In memoriam



La primera noche le pedí que dejara sus botas junto a la cama, porque nadie iba a salir de aquella habitación hasta que uno de los dos necesitara atención médica o un ramo de crisantemos. Ella sonrió y sin decir nada y sin dejar de mirarme empezó a quitárselas arqueando su espalda en el aire con la elegancia de aquellos gatos que ni siquiera se molestan en fingir que han sido domesticados, porque hasta los habitantes de las galaxias más remotas tienen la certeza de que ni lo han sido ni lo serán jamás. 

Falleció en febrero, un año y medio después.
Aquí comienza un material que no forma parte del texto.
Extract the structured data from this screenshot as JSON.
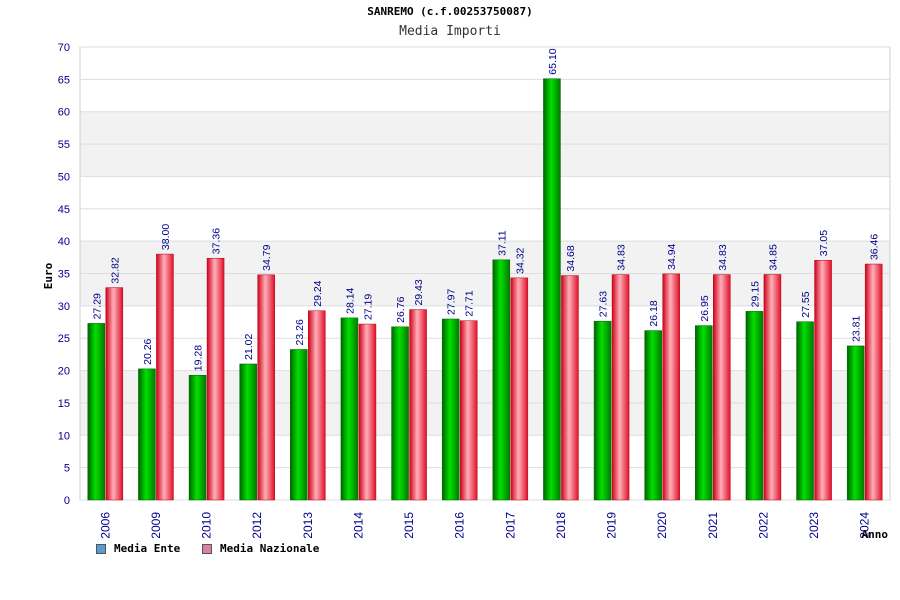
{
  "title": "SANREMO (c.f.00253750087)",
  "subtitle": "Media Importi",
  "legend": [
    {
      "label": "Media Ente",
      "color": "#5b9bd5"
    },
    {
      "label": "Media Nazionale",
      "color": "#d980a8"
    }
  ],
  "colors": {
    "ente_bar": "#00b000",
    "nazionale_bar": "#e83040",
    "axis_text": "#00008b",
    "grid_band": "#f2f2f2"
  },
  "chart_data": {
    "type": "bar",
    "xlabel": "Anno",
    "ylabel": "Euro",
    "ylim": [
      0,
      70
    ],
    "yticks": [
      0,
      5,
      10,
      15,
      20,
      25,
      30,
      35,
      40,
      45,
      50,
      55,
      60,
      65,
      70
    ],
    "categories": [
      "2006",
      "2009",
      "2010",
      "2012",
      "2013",
      "2014",
      "2015",
      "2016",
      "2017",
      "2018",
      "2019",
      "2020",
      "2021",
      "2022",
      "2023",
      "2024"
    ],
    "series": [
      {
        "name": "Media Ente",
        "values": [
          27.29,
          20.26,
          19.28,
          21.02,
          23.26,
          28.14,
          26.76,
          27.97,
          37.11,
          65.1,
          27.63,
          26.18,
          26.95,
          29.15,
          27.55,
          23.81
        ],
        "labels": [
          "27.29",
          "20.26",
          "19.28",
          "21.02",
          "23.26",
          "28.14",
          "26.76",
          "27.97",
          "37.11",
          "65.10",
          "27.63",
          "26.18",
          "26.95",
          "29.15",
          "27.55",
          "23.81"
        ]
      },
      {
        "name": "Media Nazionale",
        "values": [
          32.82,
          38.0,
          37.36,
          34.79,
          29.24,
          27.19,
          29.43,
          27.71,
          34.32,
          34.68,
          34.83,
          34.94,
          34.83,
          34.85,
          37.05,
          36.46
        ],
        "labels": [
          "32.82",
          "38.00",
          "37.36",
          "34.79",
          "29.24",
          "27.19",
          "29.43",
          "27.71",
          "34.32",
          "34.68",
          "34.83",
          "34.94",
          "34.83",
          "34.85",
          "37.05",
          "36.46"
        ]
      }
    ]
  }
}
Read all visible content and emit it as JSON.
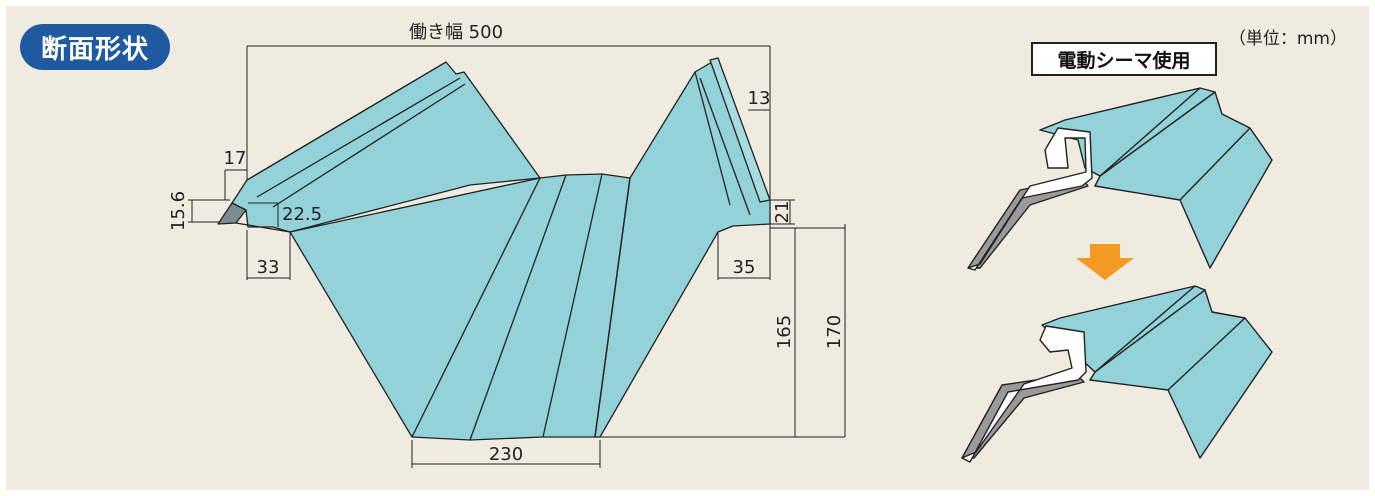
{
  "title": "断面形状",
  "unit_note": "（単位：mm）",
  "seamer_label": "電動シーマ使用",
  "dimensions": {
    "work_width": "働き幅 500",
    "d17": "17",
    "d15_6": "15.6",
    "d22_5": "22.5",
    "d33": "33",
    "d13": "13",
    "d21": "21",
    "d35": "35",
    "d165": "165",
    "d170": "170",
    "d230": "230"
  },
  "colors": {
    "steel": "#92d2d8",
    "steel_dark": "#9a9a9a",
    "badge": "#1f5aa0",
    "arrow": "#f39a22",
    "background": "#f0ebe1"
  }
}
Se la llevó por delante un cáncer de esófago, típico de viejos, de fumadores y de alcohólicos. Tenía 32 años. No bebía y no había fumado nunca, pero contra toda probabilidad un escuadrón de más de veinte mil genes conspiraba contra ella en lo más profundo de sus venas y cuando eso ocurre no importa nada de lo que hagas -ni tus valientes propósitos, ni mis tercas promesas, ni las sesiones de quimioterapia- porque juegas con la cartas marcadas y tienes todas las de perder. 

El caso es que ese año duró un instante y a cada instante yo sentía que se me escapaba, que me iba quedando vacío, sin nada, como cuando de niño trataba de agarrar el agua del mar con mi rastrillo de plástico. El último invierno su camisón se había vuelto ingrávido y flotaba en alguna silla o sobre la cama y yo, como un soldado que se muere de miedo, había cavado una trinchera a su lado y trataba por todos los medios de no dormirme y de no quitarle ojo para memorizar cada uno de sus gestos, como si de esa forma, aprendiéndola de memoria, pudiera engañar a la muerte y ofrecerle a través de mi recuerdo una segunda oportunidad, una vida nueva, distinta de aquella que ya se iba consumiendo.

Ahora, tantos años después, cuando pienso en ti regreso al crepitar de las hojas de los castaños que tanto te gustaban, a la luz que se filtraba sobre tu pelo algunas tardes de otoño, a la música callada de la nieve que revoloteaba sobre los tejados, al sabor dulce de tus besos bajo los manzanos que había plantado mi abuelo, al ruido sordo del río cuando dejaba de susurrar y amenazaba con anegar la cuadra y a tu voz, a tu voz que todavía escucho a veces justo antes de despertarme y a esta casa que iba a ser nuestra casa para siempre y a esta habitación vacía en la que una noche dibujé con mi mano la perfecta curvatura de tu espalda.

PD. Dedicado a tres mujeres a las que nunca olvidaré y a todos aquellos que han perdido a un ser querido.